23 avril 2025
info:eu-repo/semantics/OpenAccess
Adam Deedman et al., « Graph Neural Network vs Feature-based Folk Music Evolution Analysis », HAL SHS (Sciences de l’Homme et de la Société), ID : 10670/1.73f42c...
This paper explores changes in a novel graph-structured corpus of British folk music across time, to discover whether any evidence for evolution can be found. Feature-based approaches are compared to graph-neural network (GNN) models. Firstly, a large dataset of over 13,000 dated British folk tunes is collected and pitch and rhythm vectors are extracted.
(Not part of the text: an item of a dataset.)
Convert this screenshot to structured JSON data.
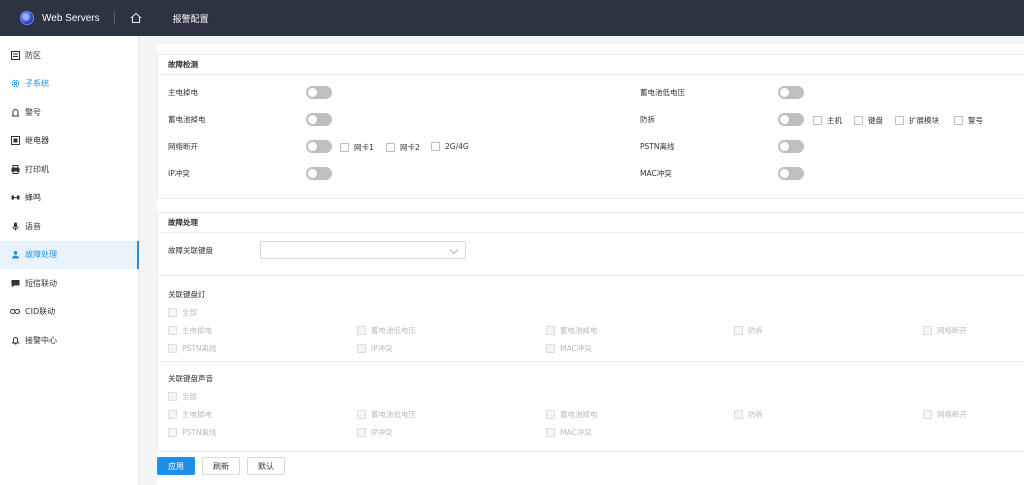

This dataset is made publicly available for future research 1 . 1000 tunes are considered henceforth in two datasets of even class distribution, with tunes grouped into 50-year or 25-year time periods respectively. Exploratory analysis is undertaken with the K-means algorithm on pitch and rhythm musicological descriptors extracted from each tune, revealing ill-defined clusters with significant overlap, implying that any differences across time periods are more high-dimensional than can be represented by simple features. However, clusters do seem to indicate that there are broad differences across 100-year periods. A graph based upon similarity between tunes is then constructed by creating edges using Euclidean distance between tune-vectors. Louvain community detection illustrates ill-defined communities in terms of time-period, with no clear evolutionary trends. Graph Convolutional Neural Network (GCN) and GraphSAGE models are trained on the two datasets and are found to perform above chance for detecting the time period of tunes. Peak performance reaches 57% accuracy for the GCN model trained on the 50-year class dataset, indicating differences between time periods within British folk music. However, evidence for evolution is tenuous. The GCN embedding space approximately indicates that classes between 1700 and 1900 are chronologically ordered, yet we do not see consistent misclassification to nearby time periods.